Pero “vivir en la verdad” incluye un segundo nivel más profundo, que tiene que ver con el reconocimiento y la vivencia de nuestra verdadera identidad. No se niega ningún “vericueto” del ego, pero cesa la identificación con él. Continúa la inercia de los funcionamientos egoicos, pero es posible adoptar una distancia que libera de encerrarnos o encastillarnos en las exigencias del ego.
La persona veraz, por tanto, reconoce toda su verdad, con todos sus claroscuros, sin renegar de los límites de su condición humana. Pero, al mismo tiempo, se percibe como infinitamente más que esa “personalidad” psicológica en la que ahora aparece.
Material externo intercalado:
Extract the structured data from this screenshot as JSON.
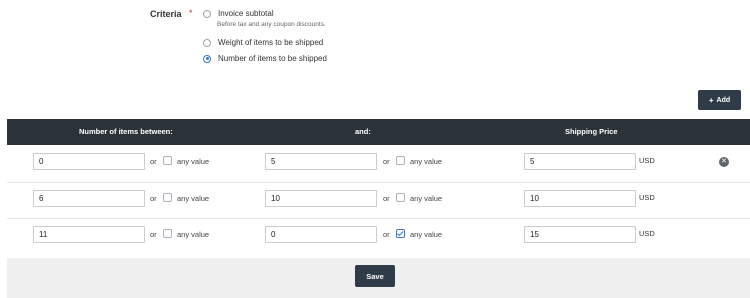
{
  "criteria": {
    "label": "Criteria",
    "required_mark": "*",
    "options": [
      {
        "label": "Invoice subtotal",
        "hint": "Before tax and any coupon discounts.",
        "checked": false
      },
      {
        "label": "Weight of items to be shipped",
        "checked": false
      },
      {
        "label": "Number of items to be shipped",
        "checked": true
      }
    ]
  },
  "add_button": {
    "icon": "plus-icon",
    "label": "Add"
  },
  "table": {
    "headers": [
      "Number of items between:",
      "and:",
      "Shipping Price"
    ],
    "or_label": "or",
    "any_value_label": "any value",
    "currency": "USD",
    "rows": [
      {
        "from": "0",
        "from_any": false,
        "to": "5",
        "to_any": false,
        "price": "5",
        "removable": true
      },
      {
        "from": "6",
        "from_any": false,
        "to": "10",
        "to_any": false,
        "price": "10",
        "removable": false
      },
      {
        "from": "11",
        "from_any": false,
        "to": "0",
        "to_any": true,
        "price": "15",
        "removable": false
      }
    ]
  },
  "save_button": {
    "label": "Save"
  },
  "colors": {
    "header_bg": "#2b3339",
    "button_bg": "#2f3b46",
    "accent": "#3a77c4"
  }
}
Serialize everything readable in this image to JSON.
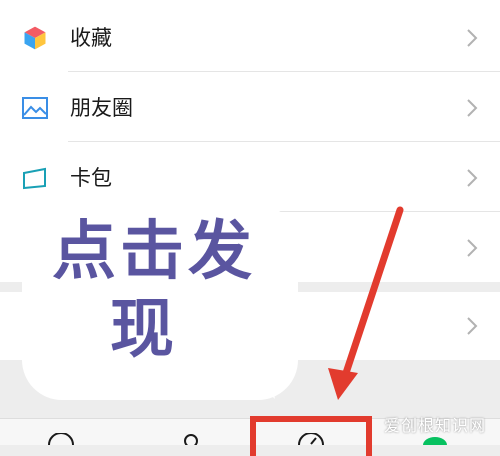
{
  "menu": {
    "items": [
      {
        "label": "收藏",
        "icon": "favorites-cube-icon"
      },
      {
        "label": "朋友圈",
        "icon": "moments-image-icon"
      },
      {
        "label": "卡包",
        "icon": "card-wallet-icon"
      }
    ]
  },
  "annotation": {
    "line1": "点击发",
    "line2": "现"
  },
  "watermark": "爱创根知识网",
  "colors": {
    "annotation_text": "#5a55a0",
    "highlight_red": "#e23b2e",
    "wechat_green": "#07c160"
  }
}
Si dejamos de ser veraces en el primer nivel, nos fracturamos neuróticamente, al negar una parte de nosotros. Si dejamos de serlo en el segundo, nos reducimos al ego, sumiéndonos en la ignorancia y el sufrimiento.
Ser veraces –vivir en la verdad de lo que ocurre y en la Verdad de lo que somos- es el único modo de “preparar el camino al Señor”. Y entonces –como dice el texto-, “todos verán la salvación de Dios”.
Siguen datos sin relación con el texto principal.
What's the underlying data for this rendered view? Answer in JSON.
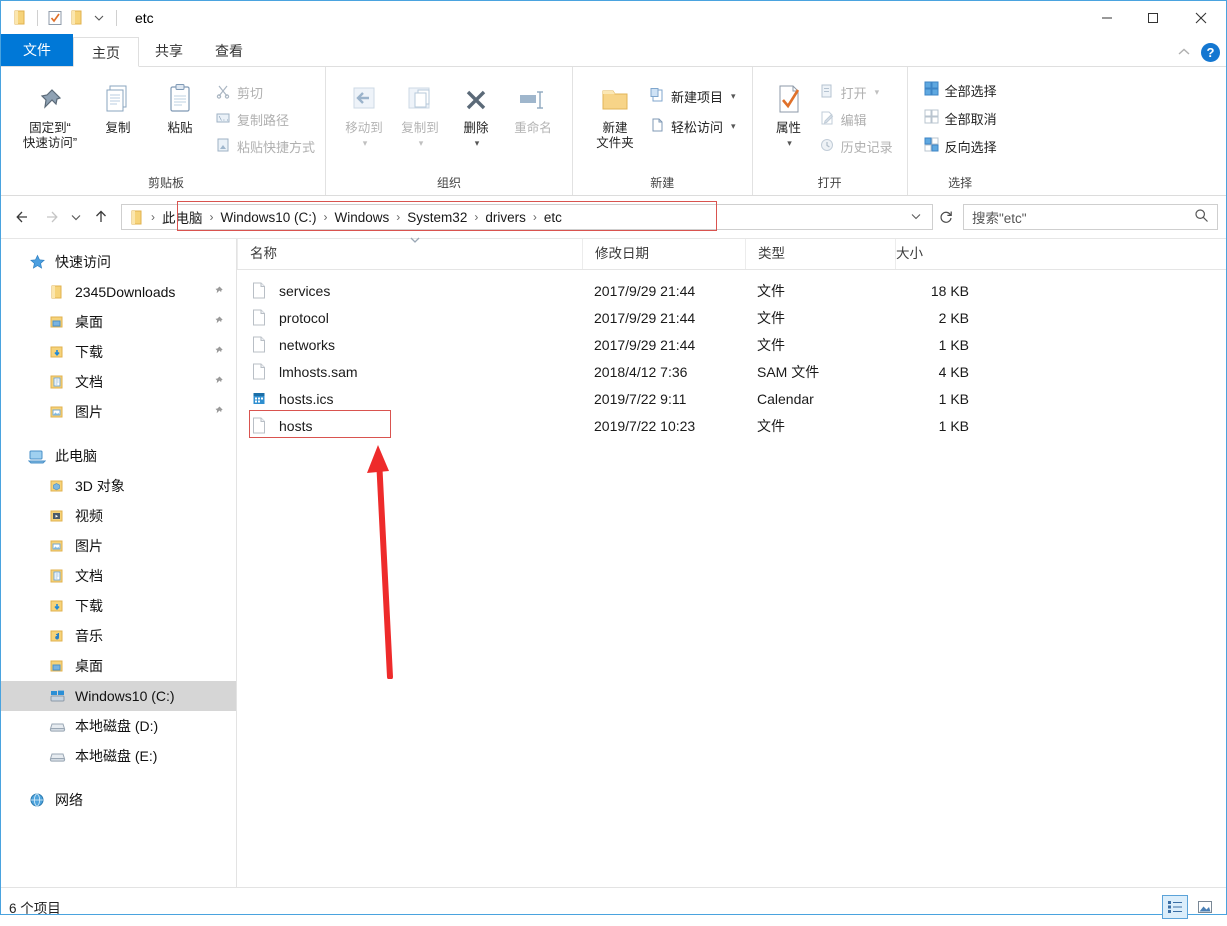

“Salvación” es sinónimo de plenitud: abrazando todos los elementos que nos constituyen, reconocemos nuestra identidad última como Plenitud compartida y no-dual. Porque la plenitud no es “algo” que debamos alcanzar o que nos llegue desde “fuera” y en el “futuro”. Plenitud es lo que ya somos… y siempre hemos sido.